Renault suspends its operations in Russia, revises 2022 outlook

The decision was made in response to rising criticism of the French company’s prolonged participation in Russia since the country invaded Ukraine.

Renault SA, the Western automaker with the highest exposure to the Russian market, announced on Wednesday that it will halt operations at its Moscow facility while it considers its options regarding its majority interest in Avtovaz, the country’s largest automaker.

The decision was made in response to rising criticism of the French company’s prolonged participation in Russia since the country invaded Ukraine. Dmytro Kuleba, Ukraine’s foreign minister, has called for an international boycott of Renault.

“Renault Group reminds that it already implements the necessary measures to comply with international sanctions,” the business said in a statement issued on Wednesday, its first on the matter since the war began. The issue in Ukraine was not mentioned in the statement.

The French automaker reduced its operating group margin to approximately 3% in 2022, down from at or above 4% in 2022, and raised its automotive cash flow forecast to “positive” from a previous projection of 1 billion euros ($1.10 billion) or higher.

Ukrainian President Volodymyr Zelensky previously accused Renault of supporting the war, saying the company, along with others in France, must cease “financing the murder of children and women, of rape.”

On Wednesday, Kuleba said in a tweet, “I welcome @renaultgroup’s statement on the cessation of industrial activities in Russia. The responsible move against the backdrop of Russia’s ongoing barbaric aggression against Ukraine.”

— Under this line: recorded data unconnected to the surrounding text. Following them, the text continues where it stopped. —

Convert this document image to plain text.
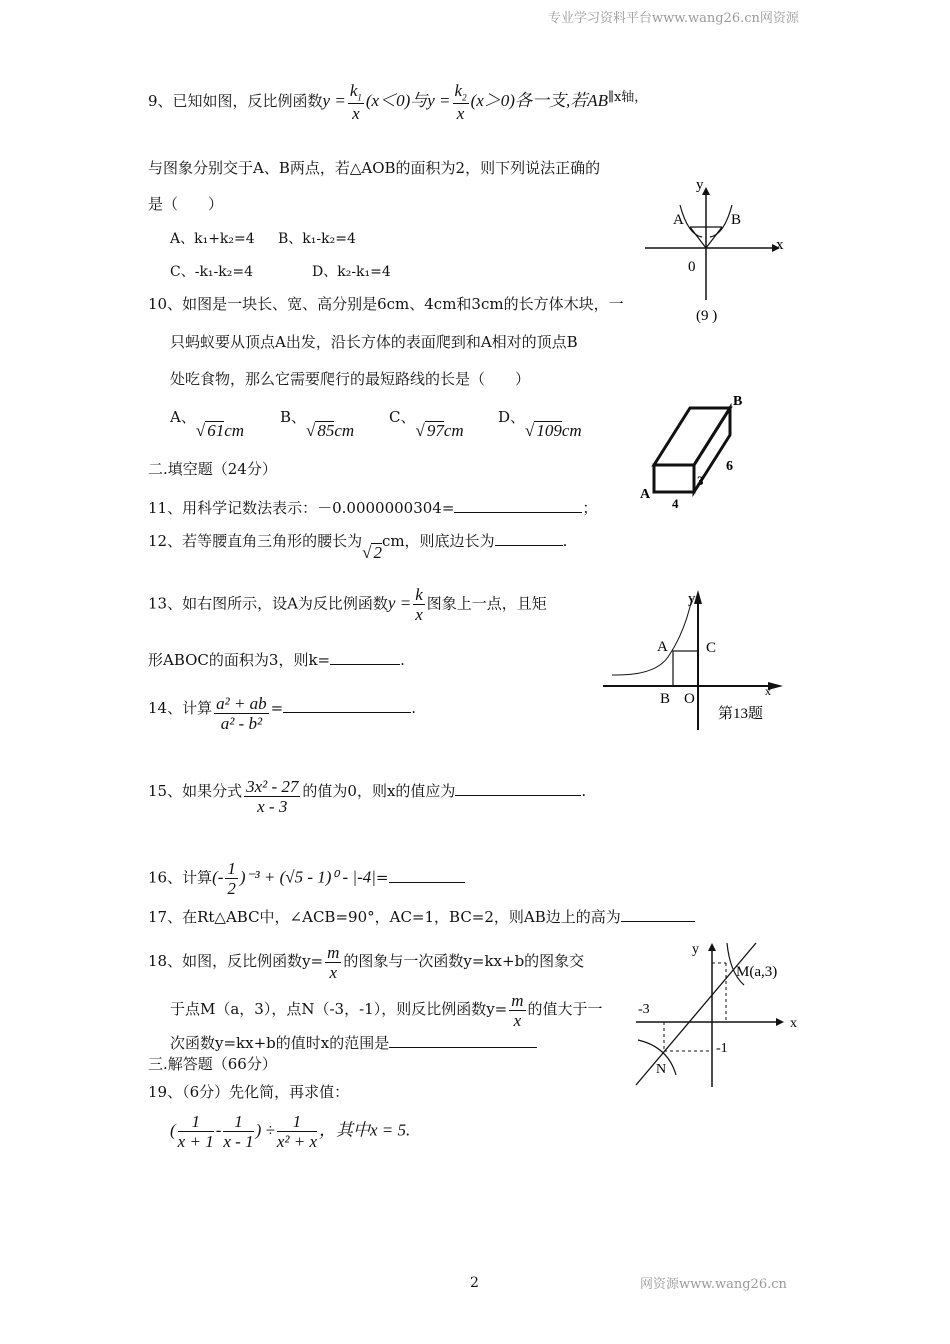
专业学习资料平台www.wang26.cn网资源
2	网资源www.wang26.cn
9、已知如图，反比例函数$y = \frac{k_1}{x} (x<0)$与$y = \frac{k_2}{x} (x>0)$各一支,若AB∥x轴，
与图象分别交于A、B两点，若△AOB的面积为2，则下列说法正确的
是（　　）
A、k₁+k₂=4 B、k₁-k₂=4
C、-k₁-k₂=4	D、k₂-k₁=4
y
x
A	B
0
(9 )
10、如图是一块长、宽、高分别是6cm、4cm和3cm的长方体木块，一
只蚂蚁要从顶点A出发，沿长方体的表面爬到和A相对的顶点B
处吃食物，那么它需要爬行的最短路线的长是（　　）
A、√ 61cm
B、√ 85cm
C、√ 97cm
D、√ 109cm
A
B
6
3
4
二.填空题（24分）
11、用科学记数法表示：－0.0000000304=	；
12、若等腰直角三角形的腰长为√ 2cm，则底边长为	.
13、如右图所示，设A为反比例函数$y = \frac{k}{x}$ 图象上一点，且矩
形ABOC的面积为3，则k=	.
y
A	C
B O	x
第13题
14、计算 $\frac{\text{a² + ab}}{\text{a² - b²}}$ =	.
15、如果分式 $\frac{\text{3x² - 27}}{x - 3}$ 的值为0，则x的值应为	.
16、计算(- $\frac{1}{2} )^{-3} + (√5 - 1)^0 - |-4|=$
17、在Rt△ABC中，∠ACB=90°，AC=1，BC=2，则AB边上的高为
18、如图，反比例函数$y= \frac{m}{x}$ 的图象与一次函数y=kx+b的图象交
于点M（a，3），点N（-3，-1），则反比例函数$y= \frac{m}{x}$ 的值大于一
次函数y=kx+b的值时x的范围是
y
x
M(a,3)
N
-3
-1
三.解答题（66分）
19、（6分）先化简，再求值：
( $\frac{1}{x + 1} - \frac{1}{x - 1}$ ) ÷ $\frac{1}{\text{x² + x}}$ ，其中x = 5.
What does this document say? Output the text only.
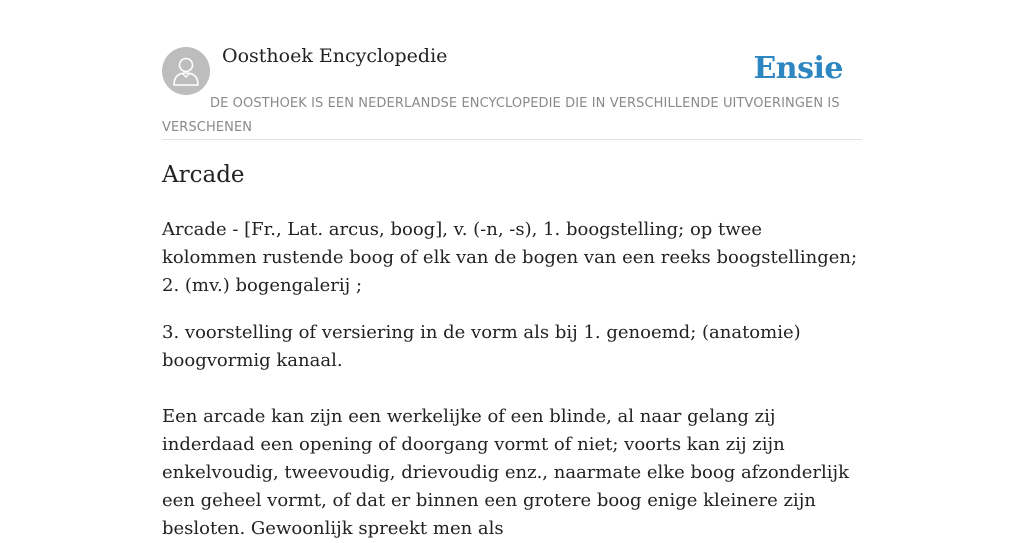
Oosthoek Encyclopedie	Ensie
DE OOSTHOEK IS EEN NEDERLANDSE ENCYCLOPEDIE DIE IN VERSCHILLENDE UITVOERINGEN IS VERSCHENEN
Arcade

Arcade - [Fr., Lat. arcus, boog], v. (-n, -s), 1. boogstelling; op twee kolommen rustende boog of elk van de bogen van een reeks boogstellingen; 2. (mv.) bogengalerij ;

3. voorstelling of versiering in de vorm als bij 1. genoemd; (anatomie) boogvormig kanaal.

Een arcade kan zijn een werkelijke of een blinde, al naar gelang zij inderdaad een opening of doorgang vormt of niet; voorts kan zij zijn enkelvoudig, tweevoudig, drievoudig enz., naarmate elke boog afzonderlijk een geheel vormt, of dat er binnen een grotere boog enige kleinere zijn besloten. Gewoonlijk spreekt men als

According to Citibank, Renault obtains 8% of its core earnings from Russia, mostly through its 69 percent share in Avtovaz, the company behind the Lada automobile brand.

A decade ago, manufacturers regarded Russia as a bright growth market with the potential to be one of the top 10 vehicle-buying nations in the world. The current restrictions, as well as previous ones imposed in the aftermath of Russia’s annexation of Crimea in 2014, have dashed such hopes.

The French government has frequently stated that it is up to French firms to decide the future of their activities in Russia, as long as they comply with international sanctions.